Abstract: It is well known that as high-performance computing applications have grown, I/O has become a bottleneck, which has required scientists to turn to in situ tools for data exploration. The focus of this exploration has typically been on simulation data. However, applications also produce ephemeral data that is optionally written to disk for post hoc analysis, but not otherwise saved or used by the application in subsequent time steps. An example of ephemeral data is run-time performance data.

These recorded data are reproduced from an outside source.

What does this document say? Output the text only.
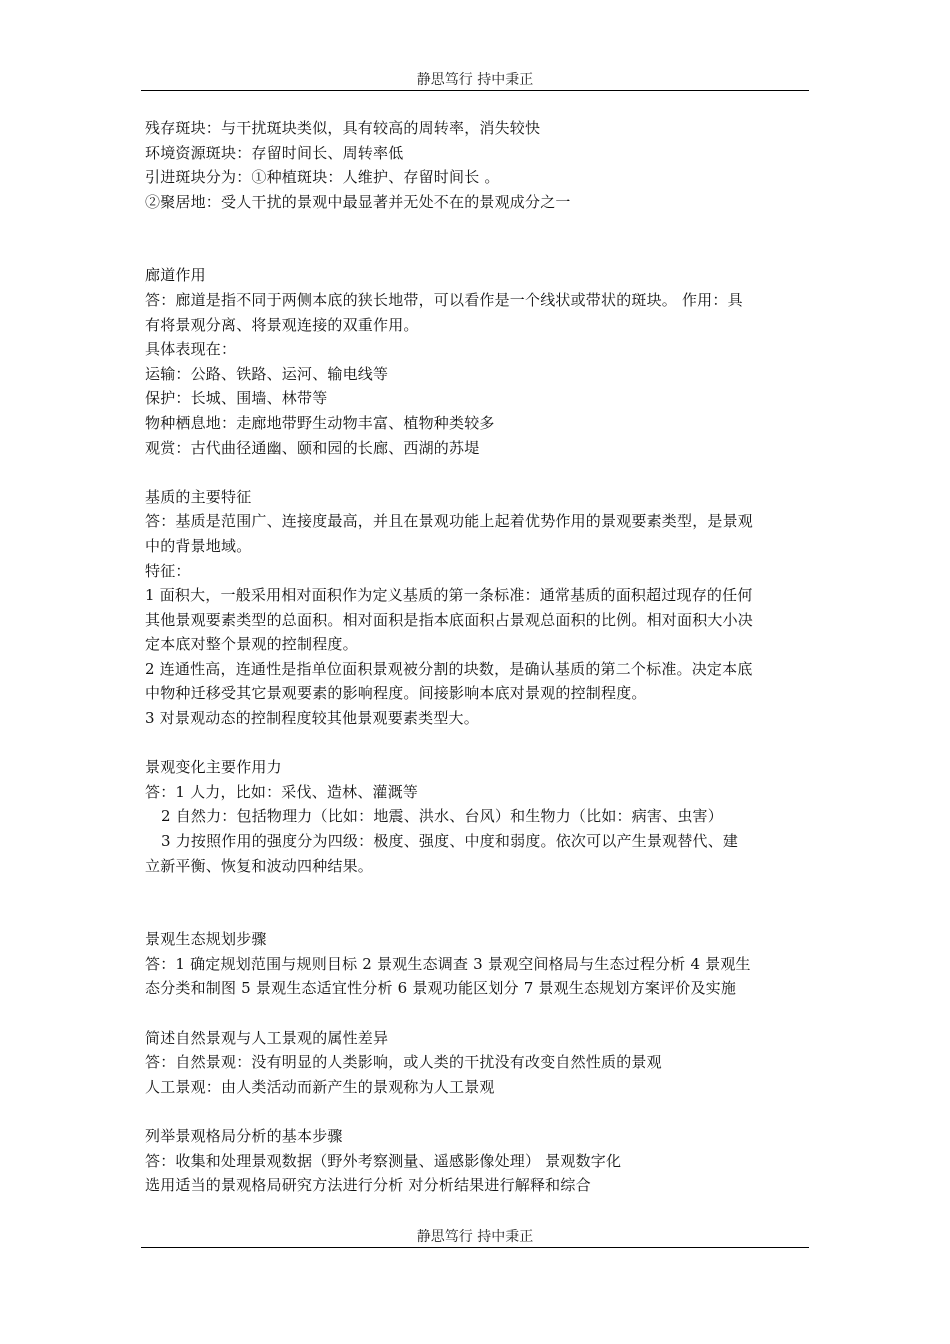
静思笃行 持中秉正

残存斑块：与干扰斑块类似，具有较高的周转率，消失较快

环境资源斑块：存留时间长、周转率低

引进斑块分为：①种植斑块：人维护、存留时间长 。

②聚居地：受人干扰的景观中最显著并无处不在的景观成分之一

廊道作用

答：廊道是指不同于两侧本底的狭长地带，可以看作是一个线状或带状的斑块。 作用：具

有将景观分离、将景观连接的双重作用。

具体表现在：

运输：公路、铁路、运河、输电线等

保护：长城、围墙、林带等

物种栖息地：走廊地带野生动物丰富、植物种类较多

观赏：古代曲径通幽、颐和园的长廊、西湖的苏堤

基质的主要特征

答：基质是范围广、连接度最高，并且在景观功能上起着优势作用的景观要素类型，是景观

中的背景地域。

特征：

1 面积大，一般采用相对面积作为定义基质的第一条标准：通常基质的面积超过现存的任何

其他景观要素类型的总面积。相对面积是指本底面积占景观总面积的比例。相对面积大小决

定本底对整个景观的控制程度。

2 连通性高，连通性是指单位面积景观被分割的块数，是确认基质的第二个标准。决定本底

中物种迁移受其它景观要素的影响程度。间接影响本底对景观的控制程度。

3 对景观动态的控制程度较其他景观要素类型大。

景观变化主要作用力

答：1 人力，比如：采伐、造林、灌溉等

2 自然力：包括物理力（比如：地震、洪水、台风）和生物力（比如：病害、虫害）

3 力按照作用的强度分为四级：极度、强度、中度和弱度。依次可以产生景观替代、建

立新平衡、恢复和波动四种结果。

景观生态规划步骤

答：1 确定规划范围与规则目标 2 景观生态调查 3 景观空间格局与生态过程分析 4 景观生

态分类和制图 5 景观生态适宜性分析 6 景观功能区划分 7 景观生态规划方案评价及实施

简述自然景观与人工景观的属性差异

答：自然景观：没有明显的人类影响，或人类的干扰没有改变自然性质的景观

人工景观：由人类活动而新产生的景观称为人工景观

列举景观格局分析的基本步骤

答：收集和处理景观数据（野外考察测量、遥感影像处理） 景观数字化

选用适当的景观格局研究方法进行分析 对分析结果进行解释和综合

静思笃行 持中秉正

In this talk I will present the infrastructure implemented for efficiently collecting this and other data within the Uintah framework, which has been coupled to VisIt’s in situ toolkit for analysis and visualization. This collection and coupling allows performance data to be visualized by using a “simulation viewpoint” and “machine viewpoint,” giving insight previously not possible. As part this coupling, we take advantage of VisIt’s custom user interface to create a “simulation dashboard” that allows for in situ computational steering and visual debugging allowing for improvements in the development and simulation workflow.
Bio: Allen Sanderson, Ph.D., is a research scientist at the University of Utah’s Scientific Computing and Imaging Institute. His interest lies in visualization and analysis of large data coming from application areas ranging from plasma physics to combustion. Recently, he has focused on new ways to use in situ data analysis and visualization, which often has him working directly on the science application infrastructure.